Maryland Gov. Larry Hogan announced Monday that all residents age 16 and older can receive a coronavirus vaccine at any of the state’s mass vaccination sites starting Tuesday.
Mr. Hogan also said that all vaccination providers, public and private, must make all adult residents vaccine-eligible by April 12 as the state enters Phase 3 of its vaccination rollout plan.
“Appointments for any remaining individuals in Phase 1 or Phase 2 will continue to be prioritized,” the Republican governor said. “And Marylanders 16 or 17 years of age will only be able to utilize clinics that are providing the Pfizer vaccine, as it is only one that is currently approved by the [Food and Drug Administration] for ages 16 and over.”
Phase 1 includes residents 65 years old and older and those who reside in an assisted living facility, health care providers, first responders and essential workers. Phase 2 includes residents who are 55 or older and those who are 16 or older with an underlying medical condition.
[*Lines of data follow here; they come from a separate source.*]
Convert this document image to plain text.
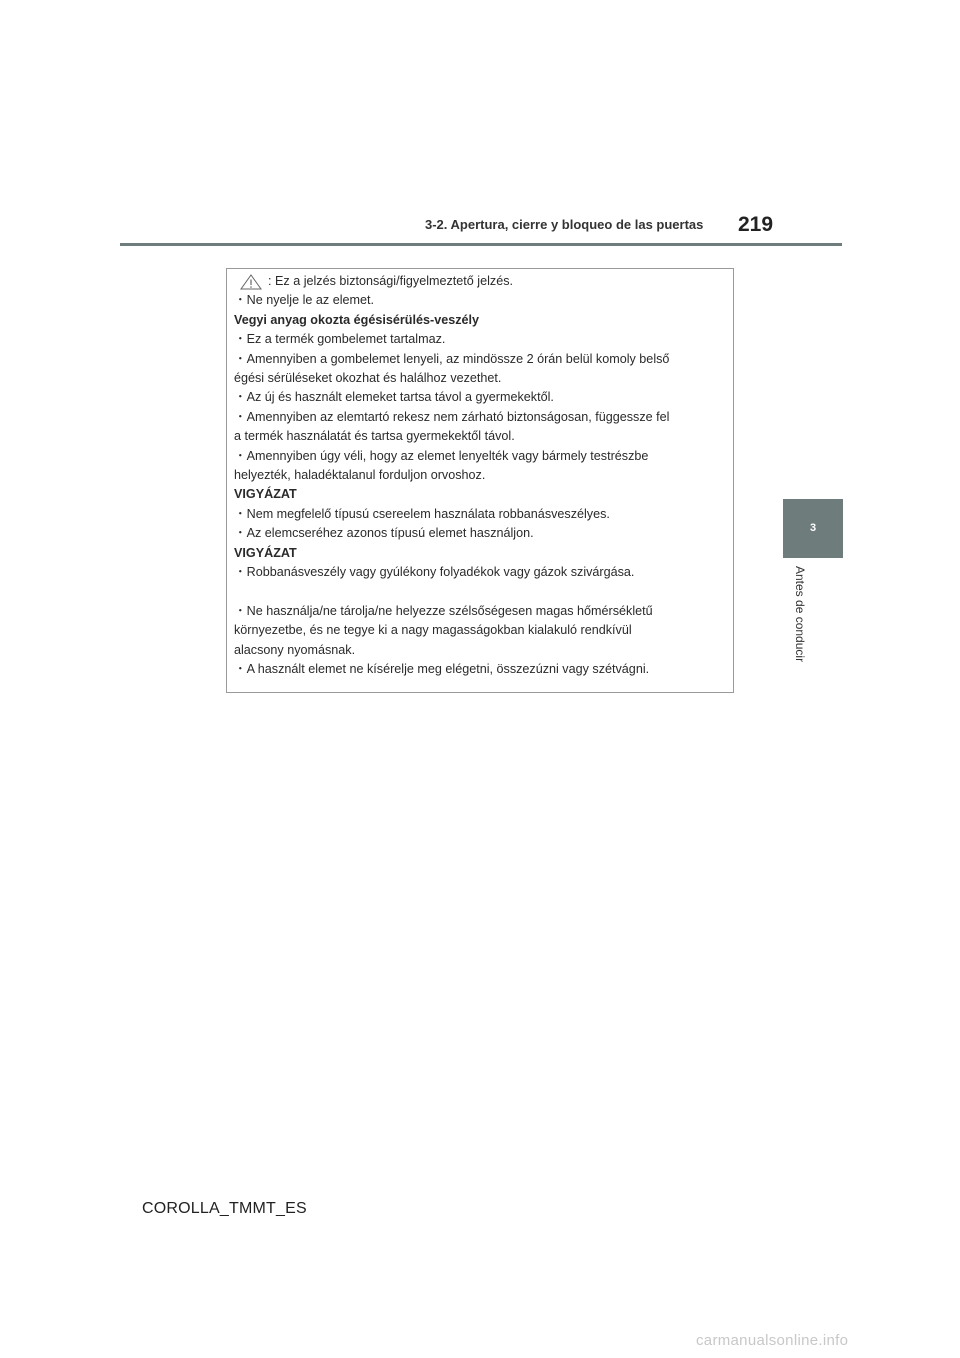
3-2. Apertura, cierre y bloqueo de las puertas 219
3
Antes de conducir

: Ez a jelzés biztonsági/figyelmeztető jelzés.

・Ne nyelje le az elemet.

Vegyi anyag okozta égésisérülés-veszély

・Ez a termék gombelemet tartalmaz.

・Amennyiben a gombelemet lenyeli, az mindössze 2 órán belül komoly belső

égési sérüléseket okozhat és halálhoz vezethet.

・Az új és használt elemeket tartsa távol a gyermekektől.

・Amennyiben az elemtartó rekesz nem zárható biztonságosan, függessze fel

a termék használatát és tartsa gyermekektől távol.

・Amennyiben úgy véli, hogy az elemet lenyelték vagy bármely testrészbe

helyezték, haladéktalanul forduljon orvoshoz.

VIGYÁZAT

・Nem megfelelő típusú csereelem használata robbanásveszélyes.

・Az elemcseréhez azonos típusú elemet használjon.

VIGYÁZAT

・Robbanásveszély vagy gyúlékony folyadékok vagy gázok szivárgása.

・Ne használja/ne tárolja/ne helyezze szélsőségesen magas hőmérsékletű

környezetbe, és ne tegye ki a nagy magasságokban kialakuló rendkívül

alacsony nyomásnak.

・A használt elemet ne kísérelje meg elégetni, összezúzni vagy szétvágni.

COROLLA_TMMT_ES
carmanualsonline.info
The announcement comes as Mr. Hogan is facing scrutiny and criticism from Democratic lawmakers over a recent audit that shows he did not follow protocol when he used state funds to buy $9.46 million worth of faulty COVID-19 tests from a South Korean company last April.
A report released last week by the state Office of Legislative Audits found that the governor’s Korea-born wife, Yumi Hogan, helped him in the purchase of 500,000 tests from LabGenomics. The purchase did not follow state procurement regulations, and the tests were defective, requiring the state to spend an additional $2.5 million for replacements.
Asked about the audit, Mr. Hogan downplayed it as “complete nonsense.”
“The report was partisan nonsense,” he said. “We used every single one of the 500,000 kits, and I wouldn’t change a single thing. I don’t really care what those legislators have to say.”
Meanwhile, COVID-19-related hospitalizations and cases have been on the rise statewide since Mr. Hogan expanded capacity limits to 50% for commercial businesses roughly three weeks ago.
Hospitalizations have more than doubled since the restriction rollback on March 12, rising from 765 to 1,165 as of Monday. The seven-day daily case positivity rate also has increased, from 3.73% to 5.79% during the same period.
Health officials recorded 1,669 new cases on Sunday, the highest number since January.
A reporter asked Mr. Hogan about the uptick in hospitalizations.
“Almost none of it has to do with restaurants and bars, although there’s breathless coverage about ‘we shouldn’t have opened anything,’” he said. “But most of it is still family gatherings, and working outside the home — mostly in offices — and travel.”
Asked how other states’ coronavirus metrics affect his reopening decisions, Mr. Hogan said the metrics “do not appear to have anything to do openings.”
He pointed to the high case rates in New York, which he said “has got most things closed,” and Florida, which has “got everything open.”
“We’re less than the national average, we’re less than the regional average, we’re better than all the states to the north, but it’s not great, I mean, [ours are] not going down the way it was,” he said.
In the District, Mayor Muriel Bowser said Monday she expects to ease capacity limits for events and businesses on May 1, as long as coronavirus health metrics remain at a safe level.
“We know that we can expect to see some increases in cases this month, but with vaccination and continued safeguards, we expect that later into the spring that those cases will come down,” the mayor said during a press conference.
Weddings, special events, regional business meetings and seated conventions will be able to operate at 25% capacity on May 1, she said. A city-issued waiver, however, will be required for events with more than 250 people.
Indoor and outdoor public pools will be able to reopen at 50% capacity, and outdoor splash pads can operate without a capacity limit. Outdoor sports races can also resume at 50% capacity.
Seated live entertainment venues will be allowed to operate at 25% capacity, with a maximum capacity of 500 people. Live music will be permitted “near” outdoor restaurant seating.
Movie theaters will also be allowed to reopen at 25% capacity. Additionally, indoor recreation centers and libraries will be able to operate at 50% capacity.
Museums, galleries, exhibits, and nonessential retail businesses will be permitted to operate at 50% capacity indoors and outdoors.